Skeptics argue that most of the money is going to people who would have bought a home anyway. And they contend that unless it is allowed to expire on schedule in late November, the tax credit is likely to become one more expensive government program that refuses to die.
The real estate industry, including the powerful 1.1 million-member National Association of REALTORS®, wants Congress to extend the credit at least through next summer. The group hopes to expand the program to $15,000 and to allow all buyers, not just those who have been out of the market for at least three years, to qualify. The price tag on that plan: $50 billion to $100 billion."
Two out of my ten residential sales this year were eligible for the tax credit. So for me, I am at about half of what the national average is, but we are a second home market. Will the expiration do anything to our market? It's hard to tell. If it expires, and there is a dip in national numbers, it will affect people who are getting ready to test the waters again. However I have not seen a last second rush of people trying to buy something before the end of November.

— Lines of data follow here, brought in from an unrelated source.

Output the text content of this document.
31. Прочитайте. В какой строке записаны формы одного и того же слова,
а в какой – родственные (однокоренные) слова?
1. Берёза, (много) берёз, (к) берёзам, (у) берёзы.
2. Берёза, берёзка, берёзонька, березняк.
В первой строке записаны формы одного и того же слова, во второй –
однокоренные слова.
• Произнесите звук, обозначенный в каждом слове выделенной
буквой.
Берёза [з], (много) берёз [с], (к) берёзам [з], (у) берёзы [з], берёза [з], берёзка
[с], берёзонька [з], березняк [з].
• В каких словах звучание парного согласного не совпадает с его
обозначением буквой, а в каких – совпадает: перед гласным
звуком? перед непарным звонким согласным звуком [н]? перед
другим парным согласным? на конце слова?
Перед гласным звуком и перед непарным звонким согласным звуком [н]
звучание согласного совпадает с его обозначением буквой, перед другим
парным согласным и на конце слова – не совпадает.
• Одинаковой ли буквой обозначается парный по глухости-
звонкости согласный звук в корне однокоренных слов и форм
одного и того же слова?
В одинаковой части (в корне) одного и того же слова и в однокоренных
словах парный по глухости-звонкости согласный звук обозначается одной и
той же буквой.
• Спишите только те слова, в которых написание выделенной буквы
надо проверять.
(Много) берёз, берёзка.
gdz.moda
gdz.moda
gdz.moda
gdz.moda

I guess we will see. I think overall it was good for the housing market. Both of my "first time" buyers would have bought anyway, but the credit enabled them to look in a higher range.
NAR is feverishly trying to get the plan extended, so in their eyes it has helped the agents and brokers nationwide. Well lets see...if they are estimating five million home sales this year. Forty percent is two million. Times that by $8,000, you get 16 billion--the amount the tax credit cost the tax payer. Now take 5% of that) the national average of a real estate commission). That comes to 80 million (very roughly) in real estate commissions. I guess we can see why NAR wants this so badly. That is a healthy chunk of change.
Again locally, I don't think it is going to make much of a difference, but we'll see.